Rifle
Nevada Rifle Team Member is Hawai`i Bowl Official Photographer





  By: Media Services Intern Jorgan Staker

            Around the holidays, there are many activities to look forward to-good food, good company and of course, the annual college bowl games.  While most of us watch the bowl game from the comfort of our own home, there is always that desire to be on site, in the middle of all the action and hype.  For one Nevada rifle senior, Heather Horn, this dream became a reality. 

            Last December, Horn was not only able to attend the Sheraton Hawai'i Bowl game, but was able to get up close and personal with the teams, taking on the title of 'official bowl photographer.'

            Horn's rise to this prestigious position began two years ago, while she was at home in Hawaii for Christmas break.  She walked into the University of Hawai'i's media services department, offering to be an intern in sports photography. 

            Horn was given a press pass and followed the teams around.  She worked until about nine every night, documenting players, activities and advertisements.  Then she would go home, polish up the best photographs and sent them into the Sheraton Bowl offices.

            "It was a very grueling pace sometimes," said Horn.  "I would take pictures all day, go home at night, edit them, and send in the best by midnight.  Then, I would wake up the next morning and do it all over again." 

            Horn completed this internship with the agreement that the Bowl offices would have all of her work in exchange for the experience. 

            "It's really about getting your foot in the door," she said.  "You network and network and that's just what you do!" 

            This attitude paid off for Horn the next year.  The bowl officials found out that the regular bowl photographer would be unable to cover the event in 2009.  He instead was working the Diamond Classic (basketball tournament).  Thoughts immediately turned to Horn, whose work had been used in a lot of pervious promotional materials. 

            "I would like to say the quality of my work spoke for itself," said Horn.  "But they took a gamble in hiring me and were glad to be giving a young college photographer an opportunity." 

            For the next week, Horn was able to have an experience that will not-following the two bowl teams to activities, events and dinners that preceded the game itself.  She went with the teams to Hawaiian Adventure Waterpark, the Pearl Harbor Memorial, various barbeque dinners on the beach and her favorite, a luau event complete with food and entertainment. 

            Horn's job was not only to document the event, but show the sponsors interacting with the team. 

            "I needed to photograph the event itself as well as the human interest side," she said.  "But it was almost, if not more important, to get the sponsors in there too."

            Horn said that there is a fine line between getting the shot the bowl officials want and getting a shot of someone acting naturally. 

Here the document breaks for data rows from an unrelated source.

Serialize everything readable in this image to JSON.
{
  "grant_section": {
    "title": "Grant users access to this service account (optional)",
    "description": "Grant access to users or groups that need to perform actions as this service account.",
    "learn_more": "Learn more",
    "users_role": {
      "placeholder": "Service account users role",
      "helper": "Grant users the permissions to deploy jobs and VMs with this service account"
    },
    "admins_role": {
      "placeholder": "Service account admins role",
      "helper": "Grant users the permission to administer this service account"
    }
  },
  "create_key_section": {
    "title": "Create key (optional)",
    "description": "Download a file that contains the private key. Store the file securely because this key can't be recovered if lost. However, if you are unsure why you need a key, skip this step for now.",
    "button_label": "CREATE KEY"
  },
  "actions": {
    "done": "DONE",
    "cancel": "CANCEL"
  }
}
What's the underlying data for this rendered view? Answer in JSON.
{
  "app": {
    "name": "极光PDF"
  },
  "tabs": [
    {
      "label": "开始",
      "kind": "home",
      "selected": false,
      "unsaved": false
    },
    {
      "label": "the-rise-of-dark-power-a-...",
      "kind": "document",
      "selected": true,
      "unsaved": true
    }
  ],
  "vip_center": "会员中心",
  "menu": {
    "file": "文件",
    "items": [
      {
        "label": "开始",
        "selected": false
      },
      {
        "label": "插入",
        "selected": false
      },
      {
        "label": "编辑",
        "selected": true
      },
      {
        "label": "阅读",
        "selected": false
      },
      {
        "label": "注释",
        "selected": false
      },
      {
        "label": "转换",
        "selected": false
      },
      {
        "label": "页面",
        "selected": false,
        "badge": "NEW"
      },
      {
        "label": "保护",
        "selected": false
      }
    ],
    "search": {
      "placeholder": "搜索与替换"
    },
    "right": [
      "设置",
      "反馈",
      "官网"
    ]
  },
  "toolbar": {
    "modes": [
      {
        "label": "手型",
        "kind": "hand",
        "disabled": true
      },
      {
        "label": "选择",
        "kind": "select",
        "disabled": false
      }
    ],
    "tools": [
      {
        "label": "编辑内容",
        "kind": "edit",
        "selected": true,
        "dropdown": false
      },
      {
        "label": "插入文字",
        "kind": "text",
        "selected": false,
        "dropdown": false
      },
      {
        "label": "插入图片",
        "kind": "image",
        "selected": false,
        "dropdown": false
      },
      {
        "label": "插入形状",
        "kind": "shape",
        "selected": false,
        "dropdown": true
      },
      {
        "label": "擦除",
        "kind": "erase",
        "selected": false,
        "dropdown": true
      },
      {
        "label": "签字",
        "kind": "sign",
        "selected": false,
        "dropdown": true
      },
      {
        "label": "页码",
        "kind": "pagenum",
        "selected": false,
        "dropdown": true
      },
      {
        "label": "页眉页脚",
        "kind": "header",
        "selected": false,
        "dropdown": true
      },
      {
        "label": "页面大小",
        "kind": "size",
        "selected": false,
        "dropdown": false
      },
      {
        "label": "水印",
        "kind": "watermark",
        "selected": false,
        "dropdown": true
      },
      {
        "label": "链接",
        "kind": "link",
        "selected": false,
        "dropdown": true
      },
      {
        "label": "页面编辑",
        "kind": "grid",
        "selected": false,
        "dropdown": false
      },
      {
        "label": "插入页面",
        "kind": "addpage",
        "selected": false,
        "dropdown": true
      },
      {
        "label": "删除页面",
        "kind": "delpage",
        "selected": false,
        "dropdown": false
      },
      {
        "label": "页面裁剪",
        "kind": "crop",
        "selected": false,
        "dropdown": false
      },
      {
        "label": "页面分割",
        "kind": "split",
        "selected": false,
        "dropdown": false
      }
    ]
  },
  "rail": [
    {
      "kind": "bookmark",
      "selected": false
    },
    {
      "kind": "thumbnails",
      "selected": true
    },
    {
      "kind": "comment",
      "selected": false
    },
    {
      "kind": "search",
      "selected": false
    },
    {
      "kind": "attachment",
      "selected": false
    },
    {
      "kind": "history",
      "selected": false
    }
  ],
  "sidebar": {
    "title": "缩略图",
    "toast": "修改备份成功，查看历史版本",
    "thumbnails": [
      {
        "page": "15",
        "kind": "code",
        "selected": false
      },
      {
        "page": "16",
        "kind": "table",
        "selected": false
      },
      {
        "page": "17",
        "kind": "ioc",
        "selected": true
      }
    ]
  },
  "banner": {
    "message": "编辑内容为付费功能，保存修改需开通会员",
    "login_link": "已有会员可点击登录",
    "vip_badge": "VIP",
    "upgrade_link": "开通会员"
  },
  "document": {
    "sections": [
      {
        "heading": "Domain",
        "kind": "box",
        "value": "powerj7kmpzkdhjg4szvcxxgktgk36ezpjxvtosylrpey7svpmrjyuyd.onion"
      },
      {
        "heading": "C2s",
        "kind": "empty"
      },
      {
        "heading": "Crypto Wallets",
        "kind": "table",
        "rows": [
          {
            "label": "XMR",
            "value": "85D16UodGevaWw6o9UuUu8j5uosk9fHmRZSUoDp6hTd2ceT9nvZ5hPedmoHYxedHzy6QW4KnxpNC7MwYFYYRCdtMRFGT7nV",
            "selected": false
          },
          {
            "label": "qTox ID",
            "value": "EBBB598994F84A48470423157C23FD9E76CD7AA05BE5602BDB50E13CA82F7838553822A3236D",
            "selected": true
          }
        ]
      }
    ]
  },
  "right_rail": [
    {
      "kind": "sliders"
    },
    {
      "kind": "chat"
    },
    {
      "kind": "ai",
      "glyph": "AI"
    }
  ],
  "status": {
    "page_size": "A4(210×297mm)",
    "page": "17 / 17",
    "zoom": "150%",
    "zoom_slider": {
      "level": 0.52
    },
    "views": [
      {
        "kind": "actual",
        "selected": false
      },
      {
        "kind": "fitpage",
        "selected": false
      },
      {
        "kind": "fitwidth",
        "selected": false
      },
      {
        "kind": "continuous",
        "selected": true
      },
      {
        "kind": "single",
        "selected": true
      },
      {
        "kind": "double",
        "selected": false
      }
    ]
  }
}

            "There's a lot of pressure on me to produce good pictures," said Horn.  "There is something to be said for asking people to get in a group to take a picture, but you're going to get the best picture when people are acting naturally.  When you catch the star player talking with the guy from Outback Steakhouse and wearing a lei-you can't make that kind of shot!"    

            Horn said this takes a special kind of skill, somewhere between being too involved and being unnoticed. 

            "You have to learn how to be unobtrusive and like a fly on the wall," said Horn.   "You also have to be able to muscle in there and not be embarrassed to ask if you can take a picture, get their name and number.  You just have to put yourself in good positioning." 

            Horn said that striking this balance is hard and it is not unusual to feel out of place with all the other professionals there. 

            "Especially on game day, you are competing with everyone on the sidelines to get a good photo," she said.  "And you just have to realized that you have just as much right to be there as the big-wig Honolulu reporter or ESPN photographer." 

            Despite the pressure and new situations, Horn says that the experience was a very positive one that she hopes to repeat.  The young photographer has a standing invitation to be the bowl photographer.  She would like to do it for one more year.  After that, she will pursue photography just as a hobby. 

            "Sport photography is something I enjoy and will do on the side, but I want to explore other avenues," she said. 

            Horn is finishing up her senior season on the rifle team and will graduate from Nevada with a degree in broadcast journalism.  After this, she wants to study film in graduate school and produce documentaries. 

            Despite this, Horn was glad for the experience to develop this skill, get paid and be recognized for her work. 

            "It gave me the chance to act professionally and get those social interactions," she said.  "I was so fun and I just love going out there and taking pictures."